La violazione della privacy può arrecare una lesione della sfera privata tale da legittimare la richiesta di risarcimento del danno, ma può integrare, al contempo, anche un reato.
Il caso in esame preso in esame riguarda l’installazione di alcune telecamere da parte del datore all’interno di un bagno aziendale in uso alle sue dipendenti. E’ bene precisare che alcuna registrazione veniva effettuata, tuttavia, la Suprema Corte di Cassazione, con la pronuncia n. 17065/2022, ha ritenuto integrato il reato di interferenze illecite nella vita privata ex art. 615 bis c.p. nella forma tentata.

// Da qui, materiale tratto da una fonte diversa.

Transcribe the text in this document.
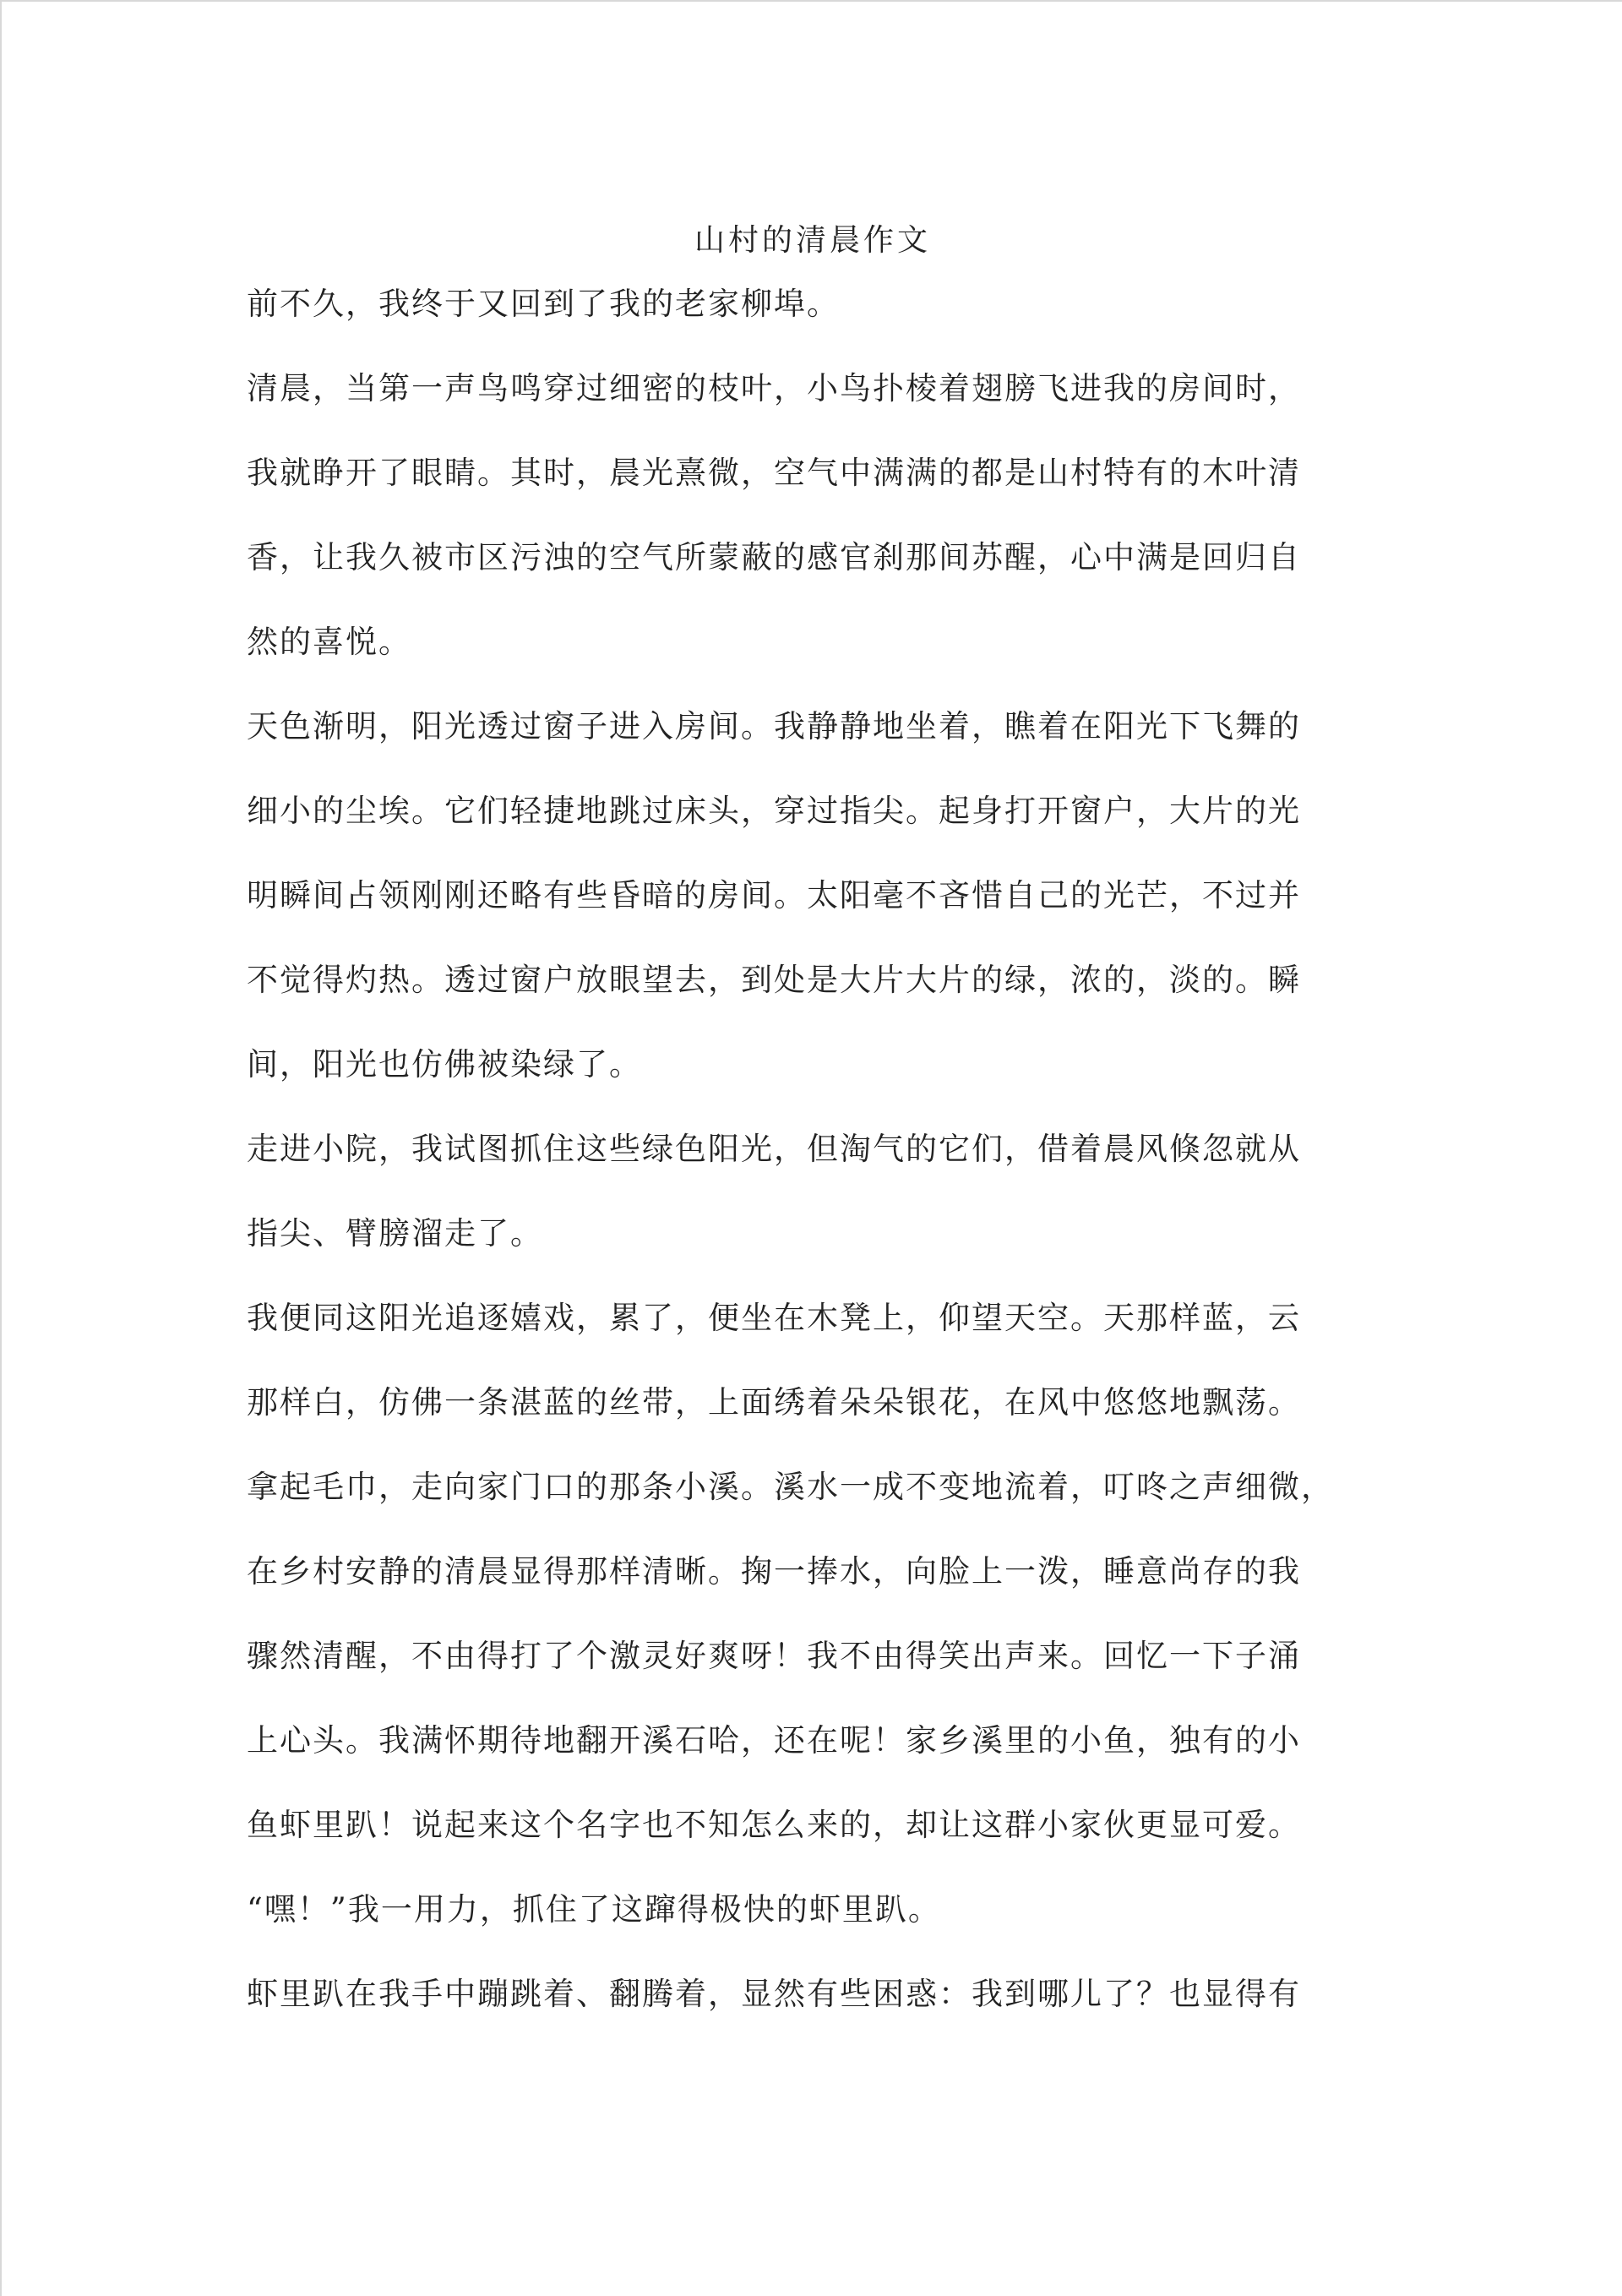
山村的清晨作文
前不久，我终于又回到了我的老家柳埠。
清晨，当第一声鸟鸣穿过细密的枝叶，小鸟扑棱着翅膀飞进我的房间时，
我就睁开了眼睛。其时，晨光熹微，空气中满满的都是山村特有的木叶清
香，让我久被市区污浊的空气所蒙蔽的感官刹那间苏醒，心中满是回归自
然的喜悦。
天色渐明，阳光透过窗子进入房间。我静静地坐着，瞧着在阳光下飞舞的
细小的尘埃。它们轻捷地跳过床头，穿过指尖。起身打开窗户，大片的光
明瞬间占领刚刚还略有些昏暗的房间。太阳毫不吝惜自己的光芒，不过并
不觉得灼热。透过窗户放眼望去，到处是大片大片的绿，浓的，淡的。瞬
间，阳光也仿佛被染绿了。
走进小院，我试图抓住这些绿色阳光，但淘气的它们，借着晨风倏忽就从
指尖、臂膀溜走了。
我便同这阳光追逐嬉戏，累了，便坐在木凳上，仰望天空。天那样蓝，云
那样白，仿佛一条湛蓝的丝带，上面绣着朵朵银花，在风中悠悠地飘荡。
拿起毛巾，走向家门口的那条小溪。溪水一成不变地流着，叮咚之声细微，
在乡村安静的清晨显得那样清晰。掬一捧水，向脸上一泼，睡意尚存的我
骤然清醒，不由得打了个激灵好爽呀！我不由得笑出声来。回忆一下子涌
上心头。我满怀期待地翻开溪石哈，还在呢！家乡溪里的小鱼，独有的小
鱼虾里趴！说起来这个名字也不知怎么来的，却让这群小家伙更显可爱。
“嘿！”我一用力，抓住了这蹿得极快的虾里趴。
虾里趴在我手中蹦跳着、翻腾着，显然有些困惑：我到哪儿了？也显得有
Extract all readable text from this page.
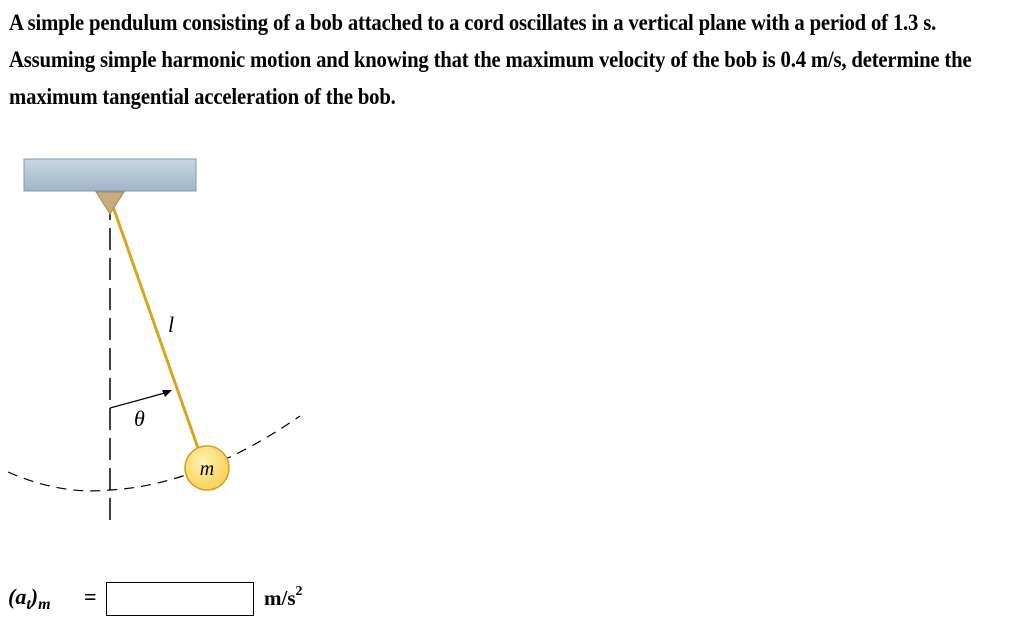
A simple pendulum consisting of a bob attached to a cord oscillates in a vertical plane with a period of 1.3 s. Assuming simple harmonic motion and knowing that the maximum velocity of the bob is 0.4 m/s, determine the maximum tangential acceleration of the bob.
l
θ
m
$(a_t)_m$ =	$m/s^2$
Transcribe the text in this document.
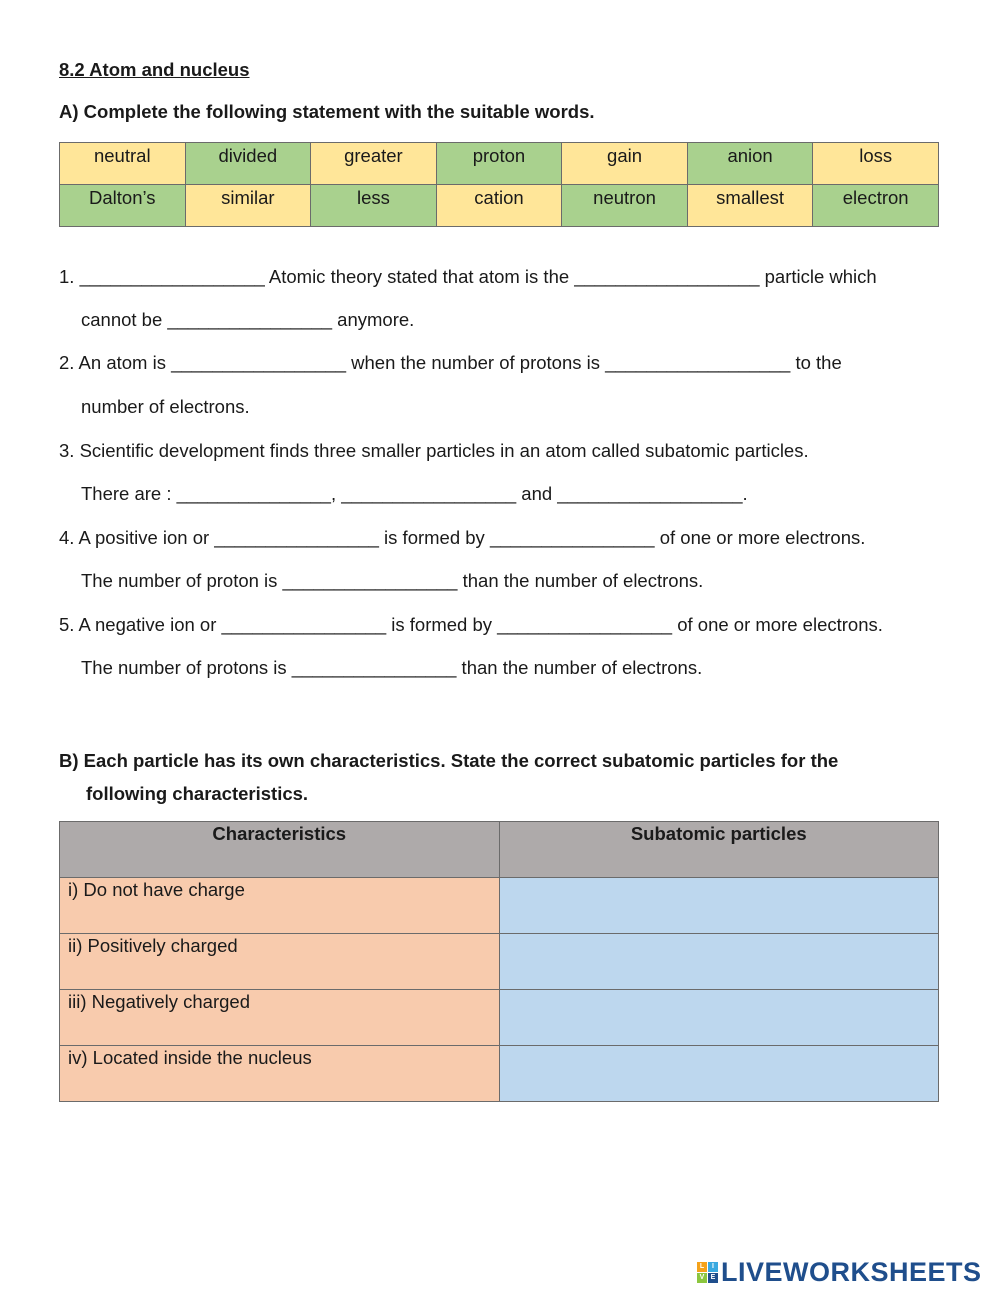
8.2 Atom and nucleus
A) Complete the following statement with the suitable words.
neutral	divided	greater	proton	gain	anion	loss
Dalton’s	similar	less	cation	neutron	smallest	electron
1. __________________ Atomic theory stated that atom is the __________________ particle which
cannot be ________________ anymore.
2. An atom is _________________ when the number of protons is __________________ to the
number of electrons.
3. Scientific development finds three smaller particles in an atom called subatomic particles.
There are : _______________, _________________ and __________________.
4. A positive ion or ________________ is formed by ________________ of one or more electrons.
The number of proton is _________________ than the number of electrons.
5. A negative ion or ________________ is formed by _________________ of one or more electrons.
The number of protons is ________________ than the number of electrons.
B) Each particle has its own characteristics. State the correct subatomic particles for the
following characteristics.
Characteristics	Subatomic particles
i) Do not have charge	
ii) Positively charged	
iii) Negatively charged	
iv) Located inside the nucleus	
L	I
V E LIVEWORKSHEETS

Il datore a seguito di condanna pronunciata in primo e secondo grado per il reato di cui all’art. 615 bis c.p. adiva il Supremo Consesso, sostenendo che la condotta contestata non poteva configurare il reato suddetto, in quanto il posizionamento non ottimale delle telecamere non consentiva la registrazione di alcuna immagine avente natura personale.
Si trattava secondo la difesa di una condotta inidonea (nozione riferita all’azione) e, pertanto, ricadente nell’alveo del reato impossibile ex art. 49 c.p..
La Suprema Corte di Cassazione, tuttavia, non ha accolto la tesi difensiva, rilevando che la predisposizione di telecamere non idonee alla registrazione per il non corretto posizionamento, integra il reato contestato, sebbene nella forma tentata, dal momento che la condotta deve essere valutata ex ante. L’installazione di telecamere funzionanti all’interno di un luogo privato è di sicuro un mezzo astrattamente idoneo a carpire immagini sensibili oltre che personali.
La configurabilità del reato impossibile presuppone diversamente un’inidoneità assoluta per insufficienza strumentale e strutturale del mezzo usato, tale da non consentire neanche in via eccezionale il risultato progettato.